En esas entrevistas, por último, lo advertí divulgador de la cultura. En días en que hemos perdido la memoria a manos del celu, él recitaba poemas completos del repertorio tanguero y de la literatura nacional. Era hombre muy leído, aunque su sabiduría le venía menos de letras recordadas que del trato con el hombre común, de pueblo, del que aprendió a mirar con desdén nuestro culto a la Técnica. Huyendo del mundanal ruido, prefirió vivir en el campo, en “la inmensidad”, como la llamaba, donde murió, pero no del todo. 

 

III.

Como profe, desde hace veinte años invito a escritores y escritoras, a directores y directoras. En Avellaneda, un día invité a un escritor famoso que se autopercibe de izquierda. Dio una muy interesante charla a partir de su segunda novela, que habíamos trabajado en clase. 
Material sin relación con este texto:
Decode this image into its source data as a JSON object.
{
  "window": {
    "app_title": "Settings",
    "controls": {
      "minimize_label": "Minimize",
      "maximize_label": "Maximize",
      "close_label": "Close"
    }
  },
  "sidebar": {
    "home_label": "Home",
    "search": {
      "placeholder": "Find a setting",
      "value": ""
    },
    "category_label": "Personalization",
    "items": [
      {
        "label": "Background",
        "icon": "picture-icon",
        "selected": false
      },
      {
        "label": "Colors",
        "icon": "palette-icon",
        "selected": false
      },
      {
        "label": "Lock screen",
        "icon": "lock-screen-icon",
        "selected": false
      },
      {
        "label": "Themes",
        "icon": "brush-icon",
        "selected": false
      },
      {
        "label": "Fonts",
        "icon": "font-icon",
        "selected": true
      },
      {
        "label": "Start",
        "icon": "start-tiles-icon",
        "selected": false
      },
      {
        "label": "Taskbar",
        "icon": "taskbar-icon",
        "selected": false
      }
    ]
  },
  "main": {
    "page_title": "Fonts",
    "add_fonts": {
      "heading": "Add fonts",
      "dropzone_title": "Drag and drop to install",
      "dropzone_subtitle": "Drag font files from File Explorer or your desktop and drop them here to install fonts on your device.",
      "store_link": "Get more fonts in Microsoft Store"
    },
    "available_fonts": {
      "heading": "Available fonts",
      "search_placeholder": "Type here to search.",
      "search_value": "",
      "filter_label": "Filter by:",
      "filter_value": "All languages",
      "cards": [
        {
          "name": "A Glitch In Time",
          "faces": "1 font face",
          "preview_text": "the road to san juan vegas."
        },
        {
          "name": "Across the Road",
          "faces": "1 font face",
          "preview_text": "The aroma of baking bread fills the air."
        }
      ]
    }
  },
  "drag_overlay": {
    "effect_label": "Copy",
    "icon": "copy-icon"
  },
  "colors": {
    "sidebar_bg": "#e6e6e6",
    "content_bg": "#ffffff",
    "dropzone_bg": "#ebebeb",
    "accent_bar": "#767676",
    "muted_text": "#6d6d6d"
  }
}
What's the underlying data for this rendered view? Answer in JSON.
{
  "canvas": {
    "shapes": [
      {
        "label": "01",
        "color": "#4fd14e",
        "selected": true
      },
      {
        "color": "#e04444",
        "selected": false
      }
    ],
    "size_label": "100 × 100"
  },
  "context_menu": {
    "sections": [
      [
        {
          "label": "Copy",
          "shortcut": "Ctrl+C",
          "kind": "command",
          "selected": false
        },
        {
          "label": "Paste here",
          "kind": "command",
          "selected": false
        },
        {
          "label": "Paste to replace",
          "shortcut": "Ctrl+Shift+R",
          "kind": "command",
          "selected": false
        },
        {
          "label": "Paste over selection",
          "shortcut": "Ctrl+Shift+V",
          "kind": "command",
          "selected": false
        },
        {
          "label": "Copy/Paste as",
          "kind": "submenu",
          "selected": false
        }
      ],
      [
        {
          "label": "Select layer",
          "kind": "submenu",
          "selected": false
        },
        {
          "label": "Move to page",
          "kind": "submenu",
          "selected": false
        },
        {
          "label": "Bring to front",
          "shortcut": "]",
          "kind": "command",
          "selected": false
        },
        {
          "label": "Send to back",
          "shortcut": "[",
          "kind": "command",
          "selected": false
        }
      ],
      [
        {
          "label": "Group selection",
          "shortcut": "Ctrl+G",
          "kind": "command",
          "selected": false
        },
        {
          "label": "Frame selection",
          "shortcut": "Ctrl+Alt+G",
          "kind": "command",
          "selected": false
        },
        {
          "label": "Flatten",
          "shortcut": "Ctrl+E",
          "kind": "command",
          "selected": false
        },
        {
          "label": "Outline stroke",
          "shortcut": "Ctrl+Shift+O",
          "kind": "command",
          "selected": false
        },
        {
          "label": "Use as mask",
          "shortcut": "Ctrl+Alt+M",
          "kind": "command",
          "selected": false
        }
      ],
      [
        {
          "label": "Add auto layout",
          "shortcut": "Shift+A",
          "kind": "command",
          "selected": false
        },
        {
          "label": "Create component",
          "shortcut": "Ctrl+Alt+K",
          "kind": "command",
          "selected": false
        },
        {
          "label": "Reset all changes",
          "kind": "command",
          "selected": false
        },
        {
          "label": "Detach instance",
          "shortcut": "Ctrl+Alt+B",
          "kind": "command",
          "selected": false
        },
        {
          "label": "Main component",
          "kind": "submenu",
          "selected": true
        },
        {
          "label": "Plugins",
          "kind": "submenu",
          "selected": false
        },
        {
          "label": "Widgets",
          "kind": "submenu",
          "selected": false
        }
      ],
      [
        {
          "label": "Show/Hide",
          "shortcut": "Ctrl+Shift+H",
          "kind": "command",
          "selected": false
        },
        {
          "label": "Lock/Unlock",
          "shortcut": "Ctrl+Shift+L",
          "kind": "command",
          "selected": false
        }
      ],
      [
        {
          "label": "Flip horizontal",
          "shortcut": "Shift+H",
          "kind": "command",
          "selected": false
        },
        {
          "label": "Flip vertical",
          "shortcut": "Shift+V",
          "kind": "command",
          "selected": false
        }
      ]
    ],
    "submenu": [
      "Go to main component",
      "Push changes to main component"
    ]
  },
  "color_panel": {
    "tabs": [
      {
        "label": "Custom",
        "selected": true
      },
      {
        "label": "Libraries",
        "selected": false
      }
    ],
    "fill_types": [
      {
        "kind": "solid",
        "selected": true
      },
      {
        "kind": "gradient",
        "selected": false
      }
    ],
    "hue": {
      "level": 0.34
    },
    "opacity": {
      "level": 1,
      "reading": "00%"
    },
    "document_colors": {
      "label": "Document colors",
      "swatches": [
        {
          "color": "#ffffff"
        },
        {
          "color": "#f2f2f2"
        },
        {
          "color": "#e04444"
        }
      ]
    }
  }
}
Llegó el final de la charla y, presurosos, se acercaron los estudiantes para que le firmara las fotocopias de su novela, único modo de acceder a ella en papel dado el costo de vida (más que de los libros), que siempre es alto para todo estudiante, más en un profesorado del Conurbano. 

La cosa es que el tipo –a diferencia de Leo Oyola el año anterior y Diego Valeriano el siguiente– se negó a firmar, y hasta como el amante de la novela, se jactó esgrimiendo, en su caso, razones a cada cual más disparatada. Los pibes se fueron con la cabeza gacha y a mí me pasó lo que a la “Lady”: se me cayó como un piano el muchacho, nunca más pude leer nada suyo y desde entonces considero que, como obra, no deja más que un puñado de frases largas, el deleite de todo profe de gramática que juega al “encuentre la subordinada de la subordinada de la subordinada” con el alumnado.

Iorio deja otra cosa. Muy distinta. Valiosa.

Ese tipo que nunca traicionó sus convicciones, ese Discépolo de nueva Era que se apenaba por la decadencia de este país, una decadencia moral según creía; ese Larralde gritón que se volvió más y más misántropo; el Facundo Cabral de mi generación que nos inculcaba cómo desprendernos de lo superfluo; deja un legado. 

Sin trecho entre lo dicho y lo hecho, este maestro sin título como su querido Almafuerte, además de temas que llevamos en el corazón, entre otras cosas nos enseñó que: 

– “La pobreza no es no tener dinero, es no superarse”.

 – “Ser uno es ganar”.

– “La mejor forma de ser mejor es conocerse.”

Son días de grandes pérdidas para la cultura argentina. Se fue Gabo Ferro, luego Mario Wainfeld y ayer nomás Mariana Moyano. A ellos, como a Iorio, tampoco los encontrás en la góndola del chino.